In the latest season of "Stranger Things," the newly opened shopping center captivates the residents of Hawkins, Ind. The Starcourt offers everything a Midwestern consumer in 1985 could ask for, and then some: a Jazzercise, an Orange Julius and, oh yeah, a portal to the Upside Down controlled by the Russian military.
Series creators Matt and Ross Duffer understand the potent nostalgia of the 1980s, and part of what has made the Starcourt the breakout star of Season 3 -- along with newcomer Maya Hawke -- is the throwback thrill of revisiting the heyday of the American mall.
Once bustling temples of consumerism and popular gathering places for suburban teens, hundreds of malls across the country have closed and many more are in jeopardy thanks to online retail and other economic forces. Like other abandoned places, these ghost malls have become objects of curiosity.
One of these struggling shopping centers, located in suburban Atlanta, was revitalized -- at least for a few months -- for "Stranger Things 3." We talked to production designer Chris Trujillo about the enormous task of bring a mid-'80s mall back to life for the latest season of the sci-fi horror series.
This season was filmed at Gwinnett Place Mall, a shopping center in suburban Atlanta that has seen better days.
Trujillo knew that building a set from scratch would be prohibitively expensive, so he spent weeks scouting the Atlanta suburbs for an existing space he could transform into the Starcourt.

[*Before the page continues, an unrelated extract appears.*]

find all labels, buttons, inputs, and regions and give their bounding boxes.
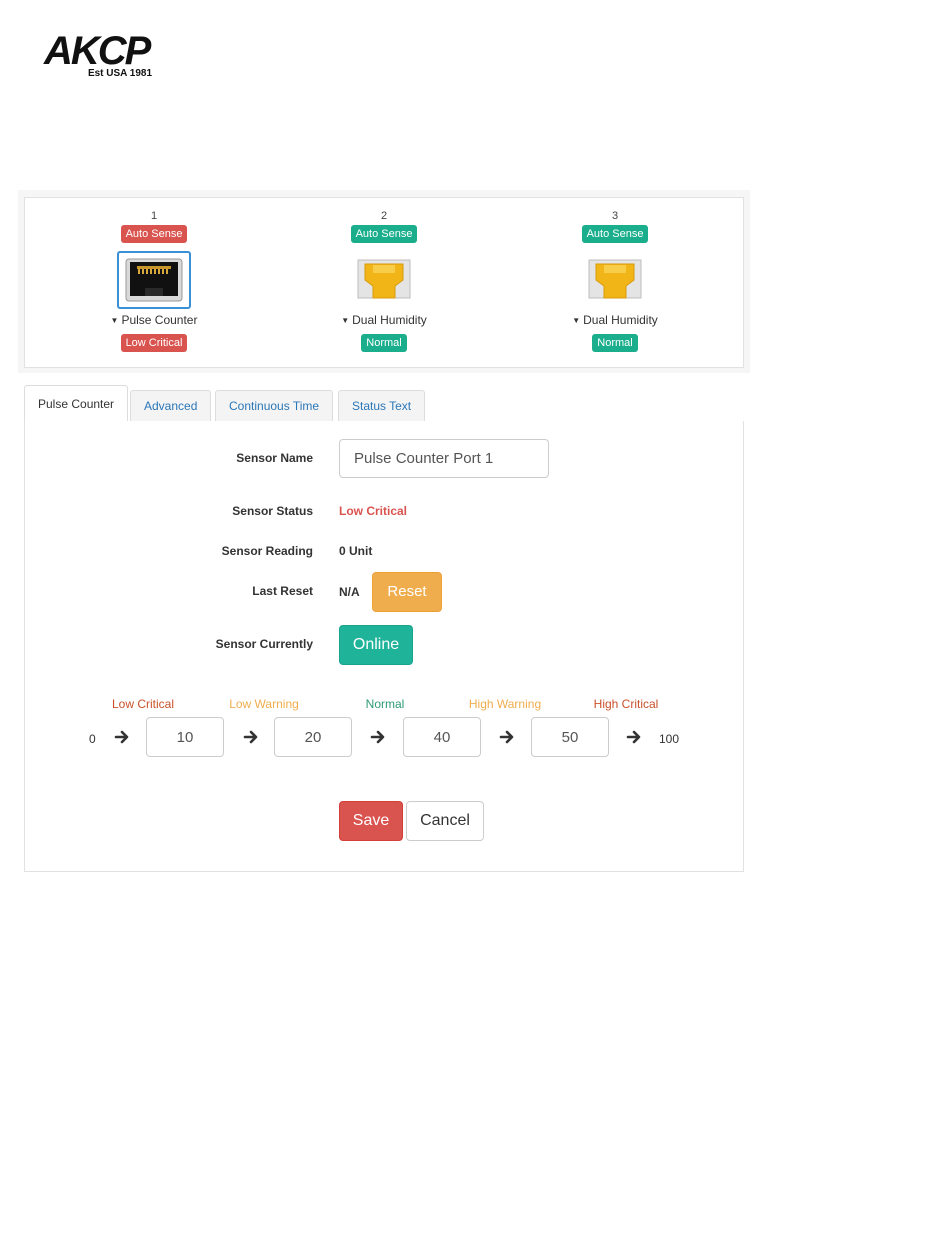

"You'd be shocked at the number of malls, particularly derelict malls, in the area," said Trujillo, who eventually settled on Gwinnett Place, which opened circa 1984 and was once a major attraction for shoppers across the state but has since fallen on hard times. "It's a massive mall that's slowly been collapsing on itself for probably the 30 years it's existed."
While still operational, much of the mall was vacant and "in a state of almost complete disrepair" when they began to prep for Season 3 last year, Trujillo added. "It's a very sad, kind of abandoned feeling."
The empty space felt immediately right for the period setting -- and the Duffers' filmmaking style.